The most common symptoms of jet lag are:

  • Disturbed sleep
  • Insomnia
  • Daytime fatigue
  • Stress
  • Headaches
  • Irritability
  • Lack of concentration
  • Indigestion and irregular bowel movements

How can I treat jet lag?

As of the moment, there is no treatment for jet lag. However, if you are a frequent traveler, there are ways that can help you minimize jet lag symptoms. You can start by ensuring that you are physically fit and healthy. A physically fit person has fewer and less severe symptoms compared to someone who is not as fit. You can start by always getting enough rest. You can also maintain a well-balanced diet.

Some medical conditions can also make jet lag symptoms worse. If you have lung disease, diabetes, or heart disease, the symptoms that you might experience are more severe. If you have such ailments but need to embark on a long trip, seek your doctor’s advice so you can get help in preparing for such a trip.

Prescription sleep medication can help reset your body clock to that of your destination. This is not a cure but a way of helping your body clock adjust faster. You can take melatonin receptor agonists like ramelteon or sedative-hypnotics like zolpidem or zaleplon.

Here are some tips on how you can prevent or minimize the effects of jet lag:

Adjust your body clock in advance.

Let’s say that you’re going to a place that’s 5 hours ahead of your local time, you can try to adapt to the sleep patterns of your destination in advance. A few days before you travel, begin going to sleep 30 minutes to 1 hour earlier than your regular schedule. Adjust it again the following day and so on until your bedtime is as close as possible to the bedtime in your destination.

If you are traveling somewhere that’s 5 hours behind your local time, you need to do the opposite of what’s above. Stay a bit later each night until you’re going to bed about the same time as the bedtime of your destination.
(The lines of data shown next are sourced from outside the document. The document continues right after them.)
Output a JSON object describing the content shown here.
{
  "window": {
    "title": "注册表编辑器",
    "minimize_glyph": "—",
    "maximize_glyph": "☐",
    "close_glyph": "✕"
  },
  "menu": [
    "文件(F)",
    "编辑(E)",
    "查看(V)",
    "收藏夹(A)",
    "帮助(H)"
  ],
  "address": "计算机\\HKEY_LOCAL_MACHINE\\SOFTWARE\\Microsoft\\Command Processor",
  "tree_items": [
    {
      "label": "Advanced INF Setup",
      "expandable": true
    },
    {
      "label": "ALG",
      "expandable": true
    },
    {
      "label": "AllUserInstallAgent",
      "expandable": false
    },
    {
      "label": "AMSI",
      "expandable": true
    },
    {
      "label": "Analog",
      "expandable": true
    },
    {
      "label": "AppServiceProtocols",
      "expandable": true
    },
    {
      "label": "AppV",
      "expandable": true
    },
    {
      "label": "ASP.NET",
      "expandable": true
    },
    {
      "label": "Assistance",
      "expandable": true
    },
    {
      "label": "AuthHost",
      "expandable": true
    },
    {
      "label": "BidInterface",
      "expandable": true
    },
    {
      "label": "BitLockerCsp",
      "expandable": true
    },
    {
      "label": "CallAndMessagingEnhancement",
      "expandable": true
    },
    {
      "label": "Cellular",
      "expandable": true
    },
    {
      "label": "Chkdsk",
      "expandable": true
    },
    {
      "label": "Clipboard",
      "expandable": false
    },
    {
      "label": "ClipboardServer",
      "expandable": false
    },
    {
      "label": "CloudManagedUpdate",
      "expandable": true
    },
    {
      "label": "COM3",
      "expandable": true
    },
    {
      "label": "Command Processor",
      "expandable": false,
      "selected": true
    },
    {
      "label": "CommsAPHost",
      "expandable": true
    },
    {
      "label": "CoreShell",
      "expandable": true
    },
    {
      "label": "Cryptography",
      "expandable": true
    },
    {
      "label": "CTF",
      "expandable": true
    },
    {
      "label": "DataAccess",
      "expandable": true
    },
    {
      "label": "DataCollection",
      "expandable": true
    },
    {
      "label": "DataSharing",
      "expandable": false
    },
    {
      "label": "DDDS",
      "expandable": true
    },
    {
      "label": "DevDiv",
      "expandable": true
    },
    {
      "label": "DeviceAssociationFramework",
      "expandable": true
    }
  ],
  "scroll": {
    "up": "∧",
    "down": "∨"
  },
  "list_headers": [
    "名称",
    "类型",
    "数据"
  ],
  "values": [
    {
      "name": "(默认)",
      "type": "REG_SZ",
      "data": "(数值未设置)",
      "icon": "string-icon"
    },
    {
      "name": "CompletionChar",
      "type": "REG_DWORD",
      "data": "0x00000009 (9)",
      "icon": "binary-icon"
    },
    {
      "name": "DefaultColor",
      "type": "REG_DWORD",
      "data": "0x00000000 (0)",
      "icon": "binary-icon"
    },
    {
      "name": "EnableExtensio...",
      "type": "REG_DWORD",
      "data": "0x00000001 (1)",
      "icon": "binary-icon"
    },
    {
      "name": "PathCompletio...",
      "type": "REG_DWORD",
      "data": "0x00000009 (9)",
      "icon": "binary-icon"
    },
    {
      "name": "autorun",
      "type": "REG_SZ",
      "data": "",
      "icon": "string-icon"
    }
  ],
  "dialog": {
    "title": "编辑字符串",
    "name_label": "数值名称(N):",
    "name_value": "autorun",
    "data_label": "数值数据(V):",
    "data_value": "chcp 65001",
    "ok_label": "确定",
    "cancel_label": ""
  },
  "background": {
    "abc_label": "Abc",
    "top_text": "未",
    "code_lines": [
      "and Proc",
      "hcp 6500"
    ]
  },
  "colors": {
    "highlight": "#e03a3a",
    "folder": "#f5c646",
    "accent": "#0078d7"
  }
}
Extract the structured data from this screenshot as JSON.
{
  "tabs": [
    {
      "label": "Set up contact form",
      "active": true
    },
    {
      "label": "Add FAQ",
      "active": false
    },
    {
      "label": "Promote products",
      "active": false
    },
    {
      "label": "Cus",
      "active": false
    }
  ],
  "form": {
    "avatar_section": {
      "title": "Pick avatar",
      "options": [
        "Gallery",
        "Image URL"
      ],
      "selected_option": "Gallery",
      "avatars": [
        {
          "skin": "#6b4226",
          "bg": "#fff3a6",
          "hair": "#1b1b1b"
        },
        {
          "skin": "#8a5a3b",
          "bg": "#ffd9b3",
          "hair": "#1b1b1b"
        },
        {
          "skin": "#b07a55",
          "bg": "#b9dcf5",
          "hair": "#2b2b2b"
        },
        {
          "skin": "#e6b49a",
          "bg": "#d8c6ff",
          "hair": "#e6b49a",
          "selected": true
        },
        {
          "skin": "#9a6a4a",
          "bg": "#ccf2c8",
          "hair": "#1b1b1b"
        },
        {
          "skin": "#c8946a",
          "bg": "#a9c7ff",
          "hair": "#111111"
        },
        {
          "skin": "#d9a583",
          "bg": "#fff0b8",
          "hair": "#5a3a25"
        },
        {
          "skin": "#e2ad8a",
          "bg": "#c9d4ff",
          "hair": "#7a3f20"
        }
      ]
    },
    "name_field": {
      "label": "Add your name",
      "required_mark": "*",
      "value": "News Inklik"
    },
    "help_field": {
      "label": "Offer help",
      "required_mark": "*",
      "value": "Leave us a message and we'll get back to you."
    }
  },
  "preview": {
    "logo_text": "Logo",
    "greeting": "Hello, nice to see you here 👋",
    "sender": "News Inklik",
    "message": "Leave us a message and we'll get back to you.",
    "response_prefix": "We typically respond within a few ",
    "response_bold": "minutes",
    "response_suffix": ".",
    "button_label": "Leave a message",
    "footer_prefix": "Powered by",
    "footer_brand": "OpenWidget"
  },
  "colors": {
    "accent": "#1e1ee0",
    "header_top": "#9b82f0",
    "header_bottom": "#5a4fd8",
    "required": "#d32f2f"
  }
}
Keep yourself active during the flight

If you’re on a long flight, you need to keep yourself active. Do not spend the entire flight sitting or sleeping in your seat. Perform some exercises and stretching. You can also walk along the aisle from time to time to ensure blood circulation in your legs. Spending the entire flight on your seat will weaken your body and you’ll feel tired upon reaching your destination.

Arrive early

If you’re traveling because of work or business matters, choose a flight that gets you earlier to your destination. This will give more time for your body to adjust to the new time zone. This way, you can be sure that by the time that you need to be alert and sharp for business matters, you have already adjusted and you no longer feel the symptoms of jet lag.

Light Therapy

Upon arrival on your destination, spend some time outdoors. This is crucial especially if you arrive on your destination while there’s still light outside. Getting sunlight on your face and eyes can help you adjust faster to the new time zone that you’re in.

Melatonin Supplements

Melatonin is a hormone that our bodies need to help us fall asleep. Taking 3 milligrams of melatonin supplement approximately 3 hours before bedtime can aid in falling asleep. It is important to note though that there is no conclusive evidence that melatonin supplements are effective in relieving the symptoms of jet lag. You need to seek your doctor’s professional opinion if you intend to take melatonin supplements as a jet lag treatment.

Jet lag is something that we will experience whenever we travel to a place that’s several time zones away. This is due to our body’s need to adjust itself to the sleep-wake cycle that’s completely different to what it’s used to.

There is no treatment for jet lag. That is not to say that we should just steel ourselves for it whenever we travel. There are precautions and preparations that we can do to minimize, if not completely eliminate the symptoms of jet lag.

Being prepared before a journey can help us make sure that our vacation won’t get ruined by jet lag. It can also help us make sure that we are at our best if we are traveling for business. When we are prepared, the effects of jet lag will be so minimal that it’s as if we hardly have any jet lag at all.